L’anarchisme est très exac­te­ment iso­lé et déser­té au Japon. En consé­quence de quoi, cer­tains membres ont même dit : « L’anarchisme est une pen­sée dépas­sée et a rem­pli sa mis­sion his­to­rique. Nous devons réexa­mi­ner l’anarchisme en tant que socia­lisme libre ». J’aimerais leur deman­der : « Quand l’anarchisme s’est-il déchar­gé de sa mis­sion his­to­rique ? » et « quelle est la mis­sion his­to­rique de l’anarchisme ? ». Il est vrai que la pen­sée anar­chiste n’est pas adap­tée à notre époque. Mais cela ne signi­fie point la néga­tion de l’anarchisme lui-même. Nous devons nier l’attitude de simple néga­tion et de des­truc­tion, et ten­ter de créer une image construc­tive. Nous devons étu­dier com­ment adap­ter les prin­cipes de l’anarchisme à l’époque pré­sente. Nous pour­rions chan­ger le nom de l’anarchisme si nous n’en étions pas satis­faits. Car l’anarchisme est un socia­lisme libre par nature. Nous ne pou­vons cepen­dant modi­fier la véri­té.
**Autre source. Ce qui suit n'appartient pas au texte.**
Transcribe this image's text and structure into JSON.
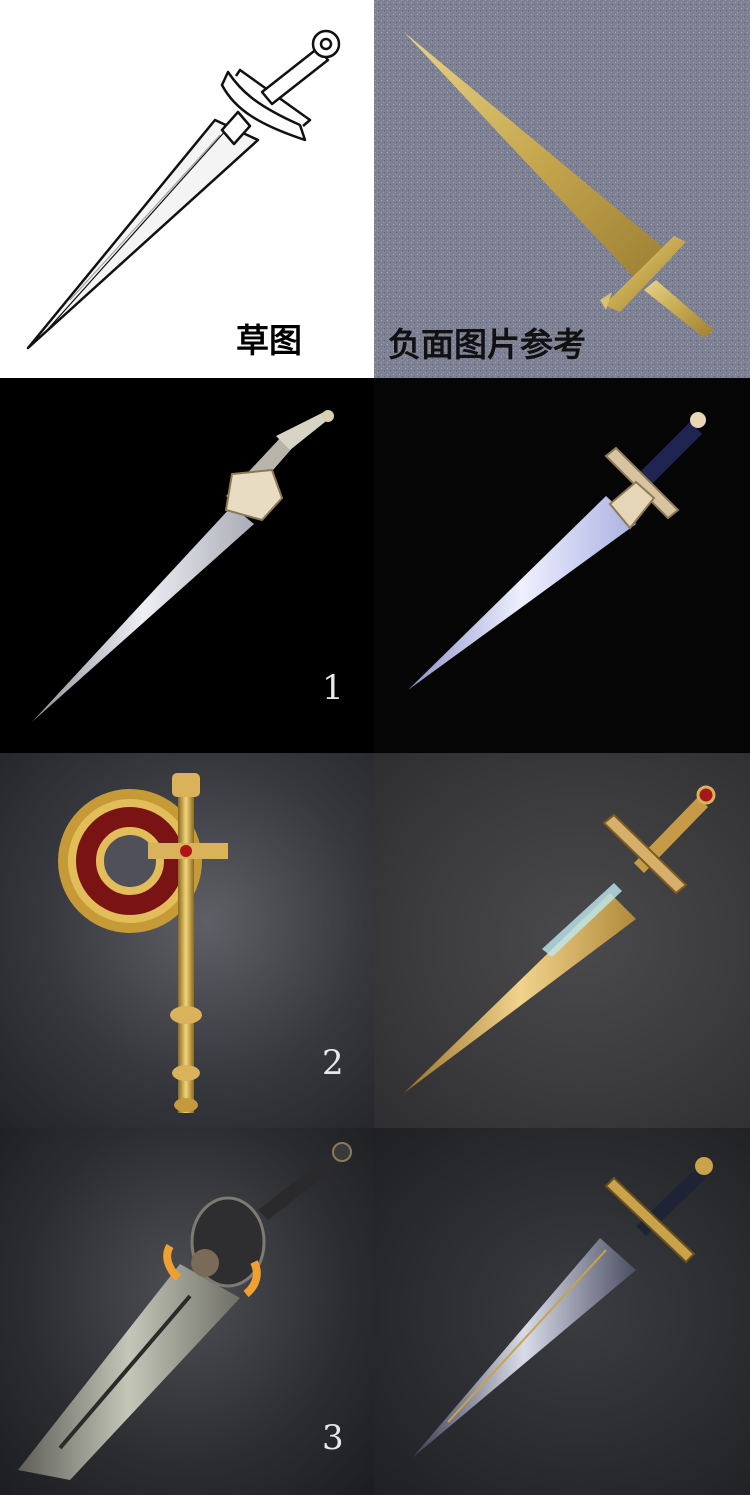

En domi­nant la véri­té uni­ver­selle, la règle de la nature et le véri­table carac­tère de la créa­ture humaine, nous arri­vons inévi­ta­ble­ment à l’anarchisme en tant que prin­cipe phi­lo­so­phique, science sociale et théo­rie révolutionnaire.

La FAJ n’a pas qu’une orga­ni­sa­tion syn­di­cale comme moyen de ral­lie­ment. Ayant tra­vaillé dure­ment en vue d’organiser des syn­di­cats, nous n’avons pu en orga­ni­ser seule­ment un. Nous ne serons pas capables de l’organiser avec notre pou­voir faible et limi­té qui va en s’affaiblissant. Les grandes dis­cus­sions sans rap­port avec les condi­tions réelles sont creuses. Étant pres­sés de mettre une théo­rie en action, nous ne pen­sions plus aux ques­tions fon­da­men­tales ; autre­ment dit, une révo­lu­tion doit com­men­cer dans le cœur des hommes. On peut dire sans se trom­per que la révo­lu­tion de notre esprit est quelque chose d’incomplet. Quelques-uns d’entre nous n’ont pen­sé qu’à une révo­lu­tion sociale, parce que beau­coup rêvent d’une révo­lu­tion. Ils ont pu éclai­rer l’anarchisme au moyen de ten­ta­tive sur le plan de la révo­lu­tion sociale. Nous devrions avoir étu­dié beau­coup plus l’anarchisme et expo­ser la véri­té. Car la véri­té implique tou­jours la révolution.

Nous avons négli­gé ce fait dans les mou­ve­ments pas­sés. Nous, qui n’avons pas de syn­di­cat ouvrier dans la pra­tique, nous devrions trou­ver un nou­veau che­min hors des sen­tiers bat­tus et avan­cer fermement.

La véri­té a les fac­teurs les plus anciens et les plus modernes parce qu’elle est uni­ver­selle. En uti­li­sant le fac­teur pri­mi­tif de l’anarchisme, nous devons com­men­cer par faire appel à la sen­si­bi­li­té des hommes et réveiller leurs ins­tincts. Alors, leur rai­son, éblouie par l’habitude, et leur intel­li­gence, anky­lo­sée par une mora­li­té pour­rie, se réveille­ront vers le droit che­min. L’appel à un mou­ve­ment pra­tique qui serait idéo­lo­gique et abs­trait, est une théo­rie tout à fait vide, vu la limi­ta­tion de nos forces. S’il en va ain­si, la pen­sée anar­chique man­que­ra de plus en plus d’adéquation à l’époque pré­sente. C’est une méthode effi­cace que de don­ner une grande impor­tance à la pro­pa­ga­tion de la pen­sée et de la culture. Autre­ment dit, nous devons prendre un nou­veau départ, départ depuis le commencement.

Aux cama­rades d’outremer : nous sou­hai­tons rece­voir leurs sug­ges­tions sur nos futurs mouvements.